I did extensive research with child soldiers, the lives of child soldiers. I visited Sub-Saharan Africa, and all of these images were there without an actual structure, and at a certain point things started pulling together. There was like these three things, three realities, that superimpose on each other. And each had its own translucency, and that was the war elements of a child soldier, a very naïve love story, and just post modern 21st century Sub-Saharan Africa. In a way, that's what the story is: all of these three things at the same time kind of bounce back and echo each other.


Throughout the movie, it's jarring to see how much a belief in the mystical drives their actions, and yet here they are also toting high-tech weaponry that can annihilate a village.

That's the weirdest thing: the magic is all there. The magic beliefs and how they influence everyday life. What's really hard to believe in North America is that the magic elements that I put in the film are just the tip of the iceberg. There's so many things relating to magic, and how if somebody’s car breaks down it's because an evil child touched it. 

One of the only differences between the belief in magic there and here is that here it's been incorporated into our market. It's been exploited in a way to motivate the consumer to buy things. Creams will make you eternal. Buy a cola and you'll become a star. It's just the same, except it’s been focused differently. And unfortunately in the Congo, when you get the situation of child soldiers, these magical beliefs are twisted to indoctrinate children to make war, to fight against evil enemies.

Tell us about challenging yourself by not having this thing too structured, and letting scenes kind of happen the way they happen.

That's the way I want to make films. That's the way I lead my life. I feel that my life is a little bit more like skidding – I don't make proper turns. That's what I like. They're more fun, skidded turns. So when I did films I pitched things that are impossible to do, like going into Congo. All of my films are a little bit challenging for producers: ‘Really, you want to do THAT?’ That's what I like about it. It's scary to do that. In a way, that's the analogy for this film. You kind of let go and, in a way, the real train tracks are life itself, that grasp you and let you skid in an inelegant way, but you got to let go.

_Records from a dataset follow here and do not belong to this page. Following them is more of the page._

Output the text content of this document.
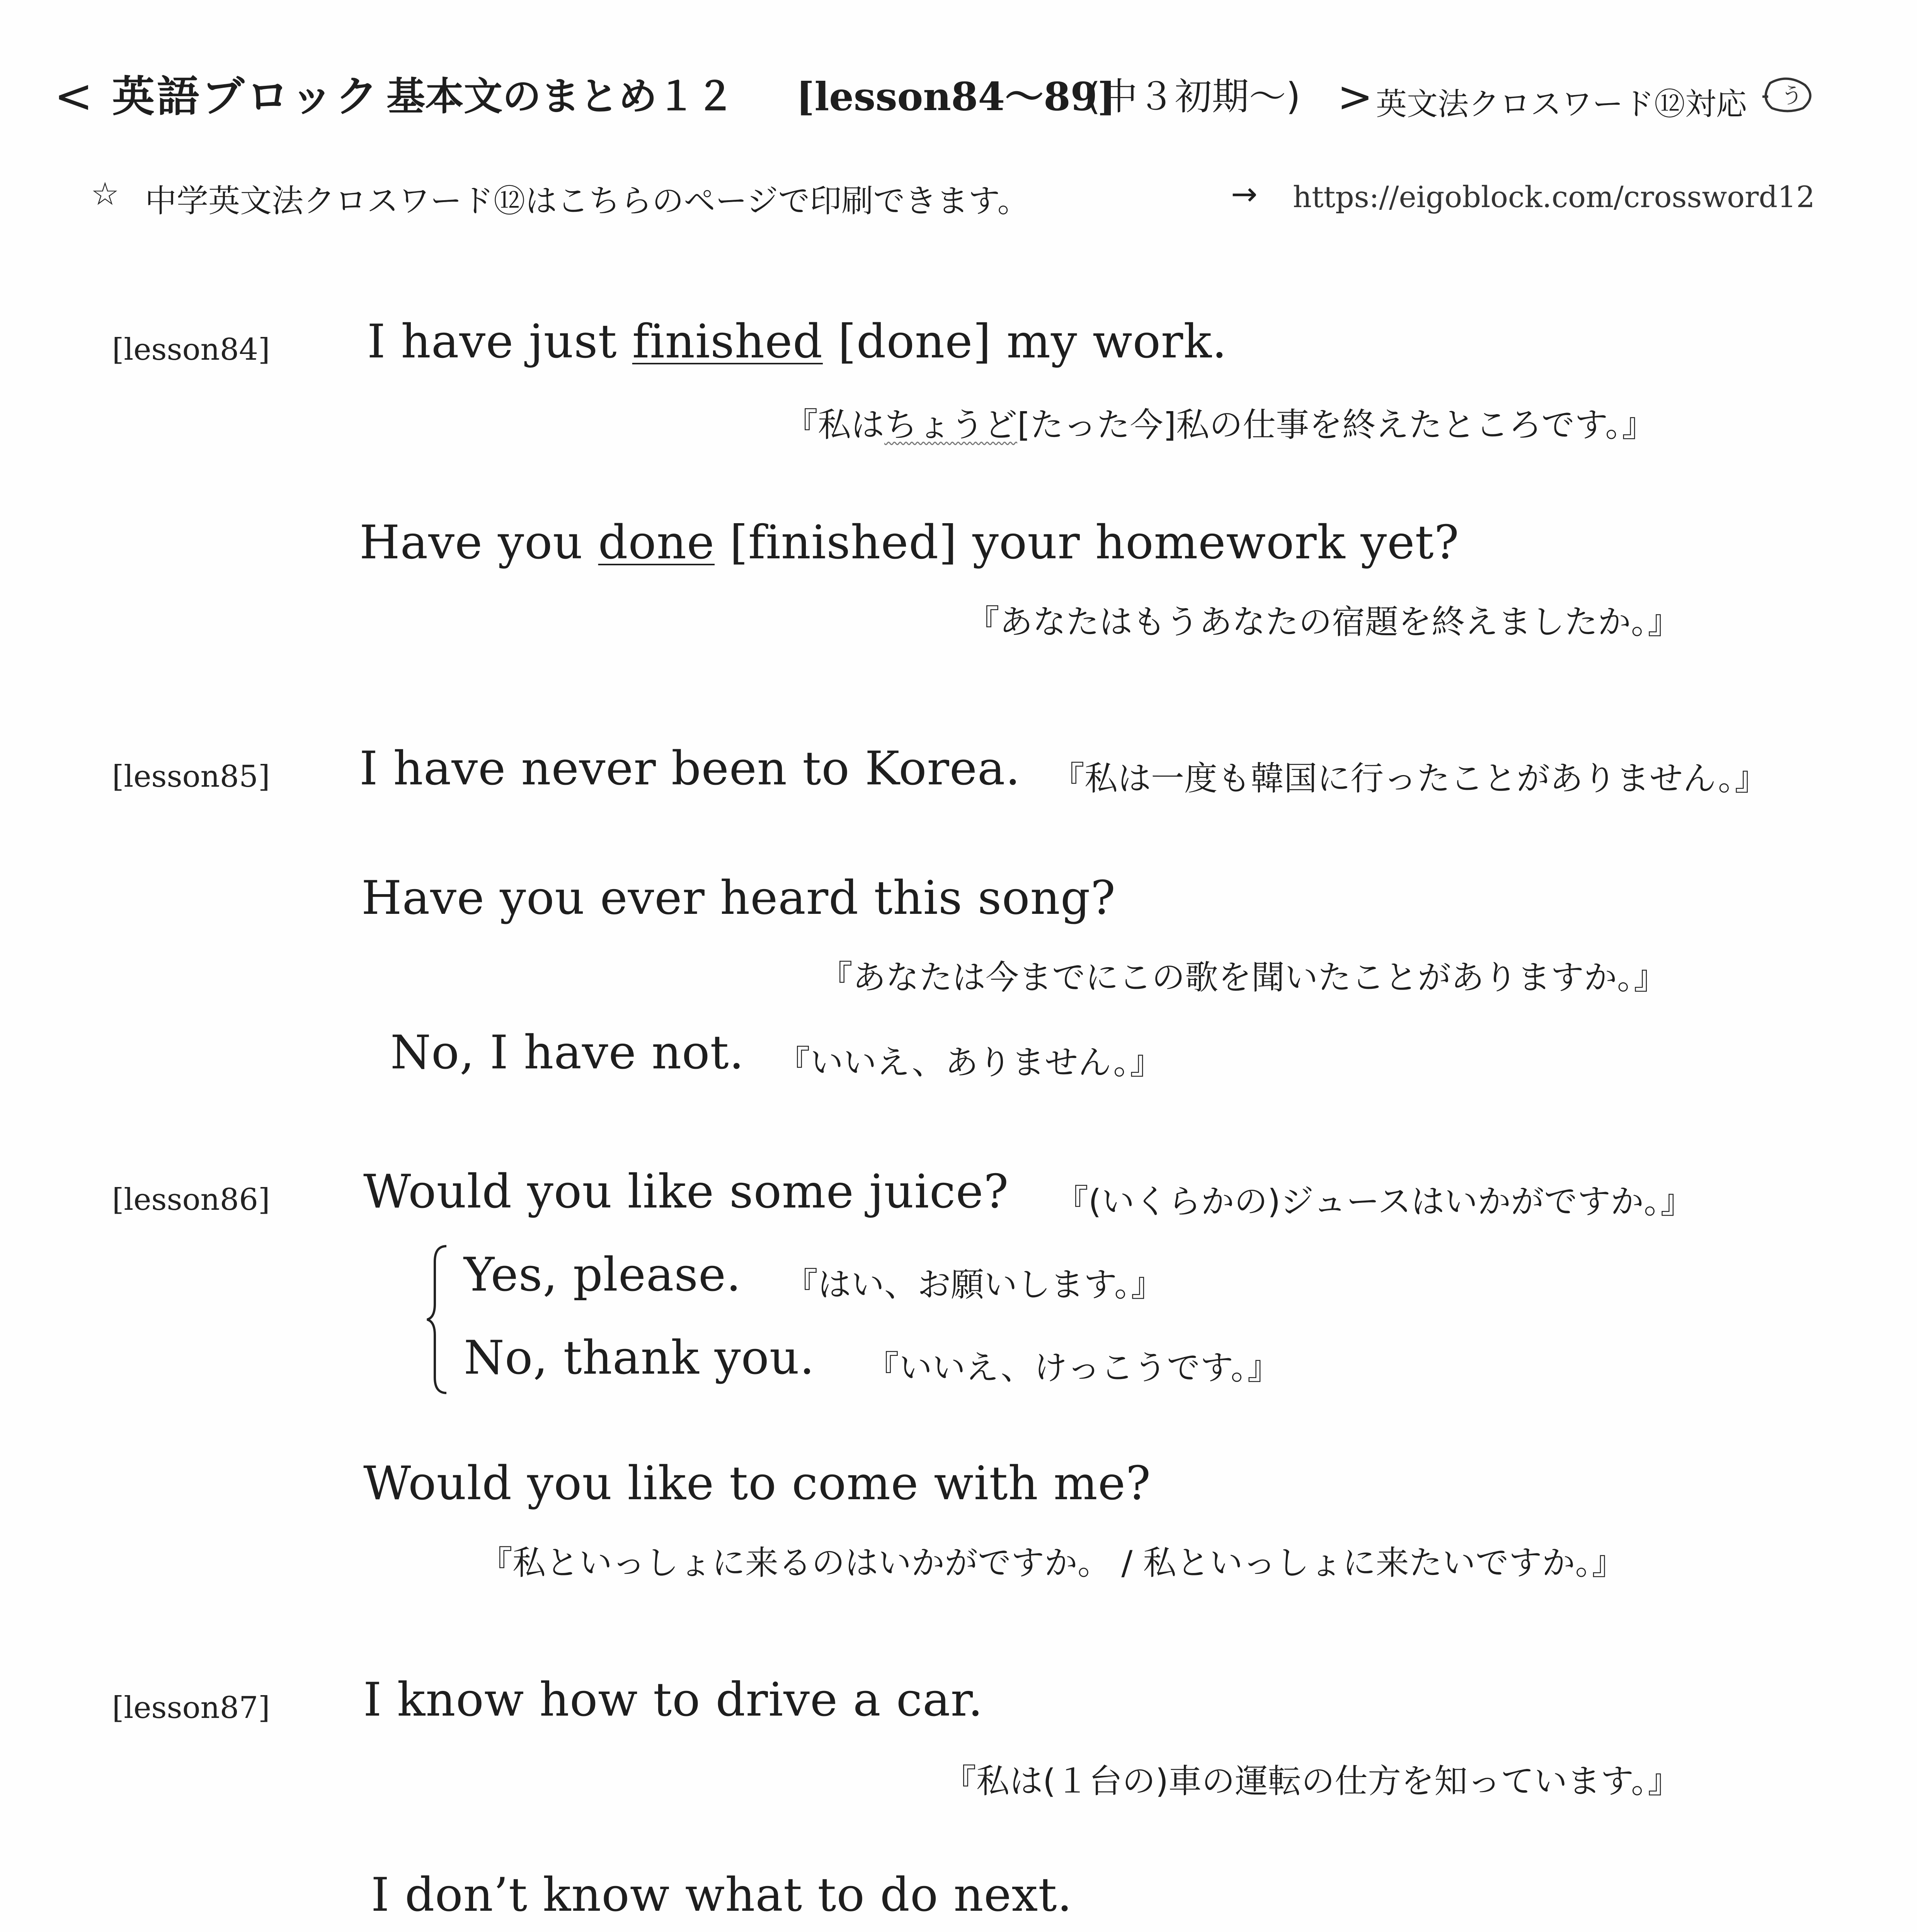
< 英語ブロック 基本文のまとめ１２ [lesson84〜89]
(中３初期〜) > 英文法クロスワード⑫対応 う
☆ 中学英文法クロスワード⑫はこちらのページで印刷できます。	→ https://eigoblock.com/crossword12
[lesson84] I have just finished [done] my work.
『私はちょうど[たった今]私の仕事を終えたところです。』
Have you done [finished] your homework yet?
『あなたはもうあなたの宿題を終えましたか。』
[lesson85] I have never been to Korea. 『私は一度も韓国に行ったことがありません。』
Have you ever heard this song?
『あなたは今までにこの歌を聞いたことがありますか。』
No, I have not. 『いいえ、ありません。』
[lesson86] Would you like some juice? 『(いくらかの)ジュースはいかがですか。』
Yes, please. 『はい、お願いします。』
No, thank you. 『いいえ、けっこうです。』
Would you like to come with me?
『私といっしょに来るのはいかがですか。 / 私といっしょに来たいですか。』
[lesson87] I know how to drive a car.
『私は(１台の)車の運転の仕方を知っています。』
I don’t know what to do next.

What has all the Hollywood attention done for you both?

I think in the case of Rachel, I'm happy about this: I listened to what's been happening in Kinshasa with her recently, and a year ago or two years ago after the film what she really wanted was to become a star. I kept pounding things like ‘Still learn another trade’ and stuff like that. And she hated Uncle Kim for that – you know, still a teenager. But I am really happy because on the last day she's been telling me that she wants to do something else that is just as beautiful as becoming a star. She's saying that she wants to create a foundation for kids on the streets in Congo, and I think that could be much more rewarding. She's still not there yet to appreciate the depth of a character in French, so she’s learning English. There's still at least four of five years of her learning before she can appreciate a script and work in the way that actors work in this standardized industry. If people would want to work with her now, she would have to use the same process as I did - and not everybody likes organized chaos.

And for you?

I really liked getting a taste of what the Hollywood and the industry scene is, and it's really interesting because a lot of the things are very different from what I expected. I was lucky to be guided to persons that are really creative and have a nice sense of what good scripts are about. I think that the really strong element of Hollywood and the US in general is being able to generate amazing writers and amazing actors. I think that the drawback from working in the Hollywood business is that more and more you get a sense that – I'm kind of quoting producers – it's more and more guided by huge multinationals that are with investors on the stock market, that are expecting revenue, and a return on their investment. And organized chaos and creativity and risks are very difficultly explainable in financial terms. There's kind of this clash between producers and investors. There's a risk of things becoming diluted, and then sometimes something amazing turns up.